After Beckett dispatched the Tigers in order in the second, the Jumbo-Tron welcomed back Remy between innings. We gave him a warm, enthusiastic standing ovation through the entire duration of the break. When we finally noticed that the game was starting back up again, we sat down, but Mike Lowell launched the first pitch he saw over The Wall for a home run, and we were right back up on our feet again. He had entered as a pinch-runner the night before after Kevin Youkilis was ejected, and went on to homer twice in that game. Now he had gone deep for the second straight night, and he went on to have two other hits later in the game.
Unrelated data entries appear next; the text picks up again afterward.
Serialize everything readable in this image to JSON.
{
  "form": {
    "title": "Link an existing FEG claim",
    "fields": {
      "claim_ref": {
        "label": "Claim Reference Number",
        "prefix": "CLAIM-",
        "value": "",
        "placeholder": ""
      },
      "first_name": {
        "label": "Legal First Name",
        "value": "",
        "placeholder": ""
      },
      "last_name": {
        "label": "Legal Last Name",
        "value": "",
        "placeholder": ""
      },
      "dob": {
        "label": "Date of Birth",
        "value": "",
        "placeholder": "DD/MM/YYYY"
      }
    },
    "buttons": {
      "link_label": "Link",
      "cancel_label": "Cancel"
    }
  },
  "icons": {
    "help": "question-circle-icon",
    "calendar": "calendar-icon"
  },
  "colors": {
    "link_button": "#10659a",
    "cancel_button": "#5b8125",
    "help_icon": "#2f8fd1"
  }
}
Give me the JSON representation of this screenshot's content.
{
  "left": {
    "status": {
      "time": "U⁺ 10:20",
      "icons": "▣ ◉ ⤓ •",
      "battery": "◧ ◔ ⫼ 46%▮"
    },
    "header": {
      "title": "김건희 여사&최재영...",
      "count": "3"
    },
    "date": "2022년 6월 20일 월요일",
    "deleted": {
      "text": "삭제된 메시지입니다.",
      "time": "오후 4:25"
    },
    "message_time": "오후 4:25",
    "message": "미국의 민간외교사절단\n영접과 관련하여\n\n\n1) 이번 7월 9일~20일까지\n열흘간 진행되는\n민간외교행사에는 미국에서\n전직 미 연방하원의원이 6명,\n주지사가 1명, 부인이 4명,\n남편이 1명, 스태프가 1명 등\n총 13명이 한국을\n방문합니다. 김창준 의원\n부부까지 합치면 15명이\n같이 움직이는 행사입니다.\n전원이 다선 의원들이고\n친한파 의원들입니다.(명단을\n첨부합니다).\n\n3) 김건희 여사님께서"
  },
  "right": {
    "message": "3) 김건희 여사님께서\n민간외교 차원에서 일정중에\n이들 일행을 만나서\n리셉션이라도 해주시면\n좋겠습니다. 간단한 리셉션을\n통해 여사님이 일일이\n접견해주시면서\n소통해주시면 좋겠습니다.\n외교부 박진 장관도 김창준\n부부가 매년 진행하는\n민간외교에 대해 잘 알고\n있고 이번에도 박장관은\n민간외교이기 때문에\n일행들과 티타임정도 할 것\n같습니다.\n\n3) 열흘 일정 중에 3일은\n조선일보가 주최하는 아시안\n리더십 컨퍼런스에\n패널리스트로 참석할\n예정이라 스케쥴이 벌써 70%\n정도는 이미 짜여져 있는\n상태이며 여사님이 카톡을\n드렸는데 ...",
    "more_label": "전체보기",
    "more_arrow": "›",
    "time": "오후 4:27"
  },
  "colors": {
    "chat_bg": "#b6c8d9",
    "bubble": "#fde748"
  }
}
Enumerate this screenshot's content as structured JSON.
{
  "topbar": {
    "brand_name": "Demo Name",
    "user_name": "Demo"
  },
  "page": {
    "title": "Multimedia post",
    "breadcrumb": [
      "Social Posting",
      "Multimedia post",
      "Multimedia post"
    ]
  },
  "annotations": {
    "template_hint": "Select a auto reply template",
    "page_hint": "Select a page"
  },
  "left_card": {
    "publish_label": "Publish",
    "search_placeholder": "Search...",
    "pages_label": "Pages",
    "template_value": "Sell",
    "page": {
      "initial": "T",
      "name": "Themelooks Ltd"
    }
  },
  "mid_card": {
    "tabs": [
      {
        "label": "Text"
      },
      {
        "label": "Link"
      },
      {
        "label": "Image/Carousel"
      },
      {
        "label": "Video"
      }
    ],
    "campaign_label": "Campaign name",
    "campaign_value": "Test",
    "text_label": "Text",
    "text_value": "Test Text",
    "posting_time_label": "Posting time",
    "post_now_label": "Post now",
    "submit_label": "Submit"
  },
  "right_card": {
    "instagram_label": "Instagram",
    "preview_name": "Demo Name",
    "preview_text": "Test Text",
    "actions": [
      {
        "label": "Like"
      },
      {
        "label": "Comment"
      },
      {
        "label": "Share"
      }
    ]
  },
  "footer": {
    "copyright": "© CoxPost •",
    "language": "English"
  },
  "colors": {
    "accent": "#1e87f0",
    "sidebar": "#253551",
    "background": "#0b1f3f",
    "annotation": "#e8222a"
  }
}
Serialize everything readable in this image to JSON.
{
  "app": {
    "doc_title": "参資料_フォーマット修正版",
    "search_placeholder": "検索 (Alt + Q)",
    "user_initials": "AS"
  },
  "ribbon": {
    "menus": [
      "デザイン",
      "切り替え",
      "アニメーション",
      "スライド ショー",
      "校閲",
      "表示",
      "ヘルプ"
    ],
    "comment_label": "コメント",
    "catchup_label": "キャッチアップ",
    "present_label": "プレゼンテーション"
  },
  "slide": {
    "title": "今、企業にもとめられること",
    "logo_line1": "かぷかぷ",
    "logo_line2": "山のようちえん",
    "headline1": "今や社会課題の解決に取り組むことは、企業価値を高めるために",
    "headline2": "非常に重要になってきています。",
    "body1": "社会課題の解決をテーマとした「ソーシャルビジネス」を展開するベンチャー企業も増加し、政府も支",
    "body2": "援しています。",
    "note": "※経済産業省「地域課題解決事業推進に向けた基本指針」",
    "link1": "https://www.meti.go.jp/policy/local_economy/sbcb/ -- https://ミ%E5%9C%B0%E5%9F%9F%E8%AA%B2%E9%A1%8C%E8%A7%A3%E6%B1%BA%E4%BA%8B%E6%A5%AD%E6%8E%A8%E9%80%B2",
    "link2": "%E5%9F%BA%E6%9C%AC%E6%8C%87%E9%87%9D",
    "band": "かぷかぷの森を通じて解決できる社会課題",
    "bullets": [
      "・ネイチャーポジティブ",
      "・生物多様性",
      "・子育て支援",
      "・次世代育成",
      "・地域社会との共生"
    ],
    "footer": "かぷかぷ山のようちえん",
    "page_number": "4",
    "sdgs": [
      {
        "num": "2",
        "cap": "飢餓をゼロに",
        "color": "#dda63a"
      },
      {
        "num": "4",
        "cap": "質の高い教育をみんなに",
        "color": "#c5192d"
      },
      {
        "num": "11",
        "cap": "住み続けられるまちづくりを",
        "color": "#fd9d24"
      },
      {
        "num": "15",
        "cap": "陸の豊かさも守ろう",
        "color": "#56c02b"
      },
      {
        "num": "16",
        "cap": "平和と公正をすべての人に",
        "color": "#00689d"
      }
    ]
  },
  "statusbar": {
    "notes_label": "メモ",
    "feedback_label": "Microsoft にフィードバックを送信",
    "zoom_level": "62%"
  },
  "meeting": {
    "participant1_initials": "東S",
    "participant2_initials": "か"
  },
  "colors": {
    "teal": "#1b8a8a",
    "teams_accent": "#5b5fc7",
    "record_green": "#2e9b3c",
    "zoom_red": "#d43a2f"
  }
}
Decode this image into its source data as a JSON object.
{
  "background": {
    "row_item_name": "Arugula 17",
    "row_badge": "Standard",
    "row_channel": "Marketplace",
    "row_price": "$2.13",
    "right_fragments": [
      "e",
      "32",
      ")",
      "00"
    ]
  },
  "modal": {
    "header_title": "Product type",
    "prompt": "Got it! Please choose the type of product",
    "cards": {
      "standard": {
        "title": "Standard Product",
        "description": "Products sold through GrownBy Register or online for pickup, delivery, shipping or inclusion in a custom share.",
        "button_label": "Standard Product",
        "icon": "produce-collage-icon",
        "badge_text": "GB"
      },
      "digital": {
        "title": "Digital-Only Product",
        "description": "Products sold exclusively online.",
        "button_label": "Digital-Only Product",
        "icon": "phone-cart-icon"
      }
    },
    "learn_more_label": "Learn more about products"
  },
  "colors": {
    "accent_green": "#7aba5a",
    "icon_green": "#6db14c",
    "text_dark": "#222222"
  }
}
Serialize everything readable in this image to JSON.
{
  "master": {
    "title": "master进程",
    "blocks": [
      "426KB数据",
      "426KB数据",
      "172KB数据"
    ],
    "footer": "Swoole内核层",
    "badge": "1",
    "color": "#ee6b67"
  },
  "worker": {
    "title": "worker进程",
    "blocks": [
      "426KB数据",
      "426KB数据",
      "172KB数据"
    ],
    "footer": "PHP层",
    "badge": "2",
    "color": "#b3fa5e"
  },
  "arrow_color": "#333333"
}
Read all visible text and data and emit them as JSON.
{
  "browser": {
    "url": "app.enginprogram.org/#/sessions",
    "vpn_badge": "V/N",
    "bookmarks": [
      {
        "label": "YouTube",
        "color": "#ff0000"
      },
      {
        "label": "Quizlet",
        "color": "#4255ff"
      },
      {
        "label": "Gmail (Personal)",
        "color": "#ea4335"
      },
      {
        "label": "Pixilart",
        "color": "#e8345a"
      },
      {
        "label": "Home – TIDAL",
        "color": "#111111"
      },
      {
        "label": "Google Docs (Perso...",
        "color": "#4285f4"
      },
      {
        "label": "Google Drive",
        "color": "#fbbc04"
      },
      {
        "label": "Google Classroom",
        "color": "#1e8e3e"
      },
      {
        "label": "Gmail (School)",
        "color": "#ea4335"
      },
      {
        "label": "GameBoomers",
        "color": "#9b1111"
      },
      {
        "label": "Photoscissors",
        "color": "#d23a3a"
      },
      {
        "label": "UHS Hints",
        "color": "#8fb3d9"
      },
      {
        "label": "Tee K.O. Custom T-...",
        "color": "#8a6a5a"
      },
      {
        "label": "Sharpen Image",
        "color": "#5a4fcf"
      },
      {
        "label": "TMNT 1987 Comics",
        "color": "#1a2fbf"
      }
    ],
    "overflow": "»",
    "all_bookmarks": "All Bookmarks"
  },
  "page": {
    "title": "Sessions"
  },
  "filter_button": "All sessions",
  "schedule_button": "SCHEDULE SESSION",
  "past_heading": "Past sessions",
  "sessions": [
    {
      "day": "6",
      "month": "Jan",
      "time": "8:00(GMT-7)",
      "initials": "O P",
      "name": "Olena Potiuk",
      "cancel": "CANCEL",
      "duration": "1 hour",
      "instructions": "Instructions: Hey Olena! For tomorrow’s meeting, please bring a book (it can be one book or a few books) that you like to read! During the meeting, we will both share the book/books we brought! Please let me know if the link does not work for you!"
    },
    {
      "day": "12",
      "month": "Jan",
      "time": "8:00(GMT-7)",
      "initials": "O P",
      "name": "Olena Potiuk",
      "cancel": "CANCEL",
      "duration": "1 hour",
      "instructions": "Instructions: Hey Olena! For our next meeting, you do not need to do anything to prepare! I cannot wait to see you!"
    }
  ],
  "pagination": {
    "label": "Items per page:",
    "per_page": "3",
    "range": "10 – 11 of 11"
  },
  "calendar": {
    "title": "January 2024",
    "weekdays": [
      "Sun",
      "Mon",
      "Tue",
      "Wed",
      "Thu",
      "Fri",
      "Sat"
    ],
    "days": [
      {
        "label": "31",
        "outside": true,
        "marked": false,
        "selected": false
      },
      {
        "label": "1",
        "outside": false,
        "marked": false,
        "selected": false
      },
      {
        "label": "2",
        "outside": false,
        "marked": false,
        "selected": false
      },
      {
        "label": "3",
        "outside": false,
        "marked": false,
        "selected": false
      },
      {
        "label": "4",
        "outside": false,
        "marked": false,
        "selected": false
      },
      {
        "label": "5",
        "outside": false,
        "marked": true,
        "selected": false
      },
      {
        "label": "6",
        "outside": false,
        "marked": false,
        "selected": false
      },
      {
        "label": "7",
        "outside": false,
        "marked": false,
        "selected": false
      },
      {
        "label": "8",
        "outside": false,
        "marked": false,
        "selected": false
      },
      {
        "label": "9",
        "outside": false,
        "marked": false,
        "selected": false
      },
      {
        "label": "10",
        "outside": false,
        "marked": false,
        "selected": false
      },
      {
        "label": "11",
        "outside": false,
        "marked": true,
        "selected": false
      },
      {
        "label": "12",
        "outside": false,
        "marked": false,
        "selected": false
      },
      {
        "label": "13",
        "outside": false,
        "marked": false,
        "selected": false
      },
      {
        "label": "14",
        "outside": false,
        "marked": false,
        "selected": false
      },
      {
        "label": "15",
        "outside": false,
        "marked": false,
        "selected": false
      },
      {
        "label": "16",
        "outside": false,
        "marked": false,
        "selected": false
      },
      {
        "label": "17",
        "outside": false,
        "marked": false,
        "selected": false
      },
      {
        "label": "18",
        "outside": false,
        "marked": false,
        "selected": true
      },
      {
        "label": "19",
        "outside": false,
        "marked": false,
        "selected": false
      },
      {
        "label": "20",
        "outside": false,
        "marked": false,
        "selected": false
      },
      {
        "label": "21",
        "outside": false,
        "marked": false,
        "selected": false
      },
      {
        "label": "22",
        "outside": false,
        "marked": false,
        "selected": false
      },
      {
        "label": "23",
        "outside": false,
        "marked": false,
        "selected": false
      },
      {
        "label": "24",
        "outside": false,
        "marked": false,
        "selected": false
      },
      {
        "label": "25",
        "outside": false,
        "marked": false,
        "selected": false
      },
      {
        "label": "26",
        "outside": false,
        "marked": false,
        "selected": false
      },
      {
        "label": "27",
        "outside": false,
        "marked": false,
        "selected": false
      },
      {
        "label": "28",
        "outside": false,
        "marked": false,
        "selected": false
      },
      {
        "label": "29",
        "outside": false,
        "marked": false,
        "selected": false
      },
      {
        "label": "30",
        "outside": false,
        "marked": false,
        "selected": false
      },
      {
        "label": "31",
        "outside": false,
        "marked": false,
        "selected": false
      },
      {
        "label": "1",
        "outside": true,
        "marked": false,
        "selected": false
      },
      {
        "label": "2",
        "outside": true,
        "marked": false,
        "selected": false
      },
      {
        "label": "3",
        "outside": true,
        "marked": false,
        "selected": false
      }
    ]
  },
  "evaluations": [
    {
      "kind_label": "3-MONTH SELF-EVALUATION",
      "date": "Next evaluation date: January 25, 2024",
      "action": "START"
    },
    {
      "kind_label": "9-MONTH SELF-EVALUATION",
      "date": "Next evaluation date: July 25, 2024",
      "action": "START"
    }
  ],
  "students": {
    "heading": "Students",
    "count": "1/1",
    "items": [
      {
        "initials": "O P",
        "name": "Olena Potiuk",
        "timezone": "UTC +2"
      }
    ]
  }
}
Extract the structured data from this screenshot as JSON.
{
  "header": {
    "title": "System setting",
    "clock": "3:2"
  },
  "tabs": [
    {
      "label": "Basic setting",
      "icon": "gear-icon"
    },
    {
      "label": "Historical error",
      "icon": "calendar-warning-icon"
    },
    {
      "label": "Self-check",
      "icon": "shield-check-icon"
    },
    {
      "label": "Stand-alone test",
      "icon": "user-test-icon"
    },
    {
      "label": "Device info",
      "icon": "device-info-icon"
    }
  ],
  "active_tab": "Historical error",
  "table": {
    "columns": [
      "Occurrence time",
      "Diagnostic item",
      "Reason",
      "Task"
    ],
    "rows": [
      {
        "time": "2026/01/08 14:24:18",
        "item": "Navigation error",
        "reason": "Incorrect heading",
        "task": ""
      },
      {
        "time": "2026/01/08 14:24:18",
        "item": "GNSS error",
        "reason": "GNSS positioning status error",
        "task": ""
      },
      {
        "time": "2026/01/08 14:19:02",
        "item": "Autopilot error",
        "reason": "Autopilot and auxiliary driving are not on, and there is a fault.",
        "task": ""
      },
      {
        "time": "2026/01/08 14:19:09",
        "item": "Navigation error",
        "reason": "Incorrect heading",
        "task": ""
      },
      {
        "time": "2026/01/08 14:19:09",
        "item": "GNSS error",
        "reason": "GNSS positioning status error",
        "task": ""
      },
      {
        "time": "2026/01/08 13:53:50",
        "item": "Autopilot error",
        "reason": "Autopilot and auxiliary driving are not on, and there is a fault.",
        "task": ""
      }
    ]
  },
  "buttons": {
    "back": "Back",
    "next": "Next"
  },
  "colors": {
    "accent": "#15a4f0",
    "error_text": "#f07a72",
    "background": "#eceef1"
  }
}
Lowell wasn’t the only Red Sox batter who was heating up. Jason Bay smacked a two-run homer in the third. He added two doubles and two walks for a perfect night at the plate. In the fifth, the Sox batted around, scoring 5 more runs.

Speaking of perfect, Beckett didn’t allow a baserunner through the first four innings. A solo homer in the fifth broke up the perfect game, no-hitter, and shutout, but by then the Sox were in the lead, and they never looked back. Hideki Okajima and Ramon Ramirez finished it off, and as “Dirty Water” played, I finally felt better.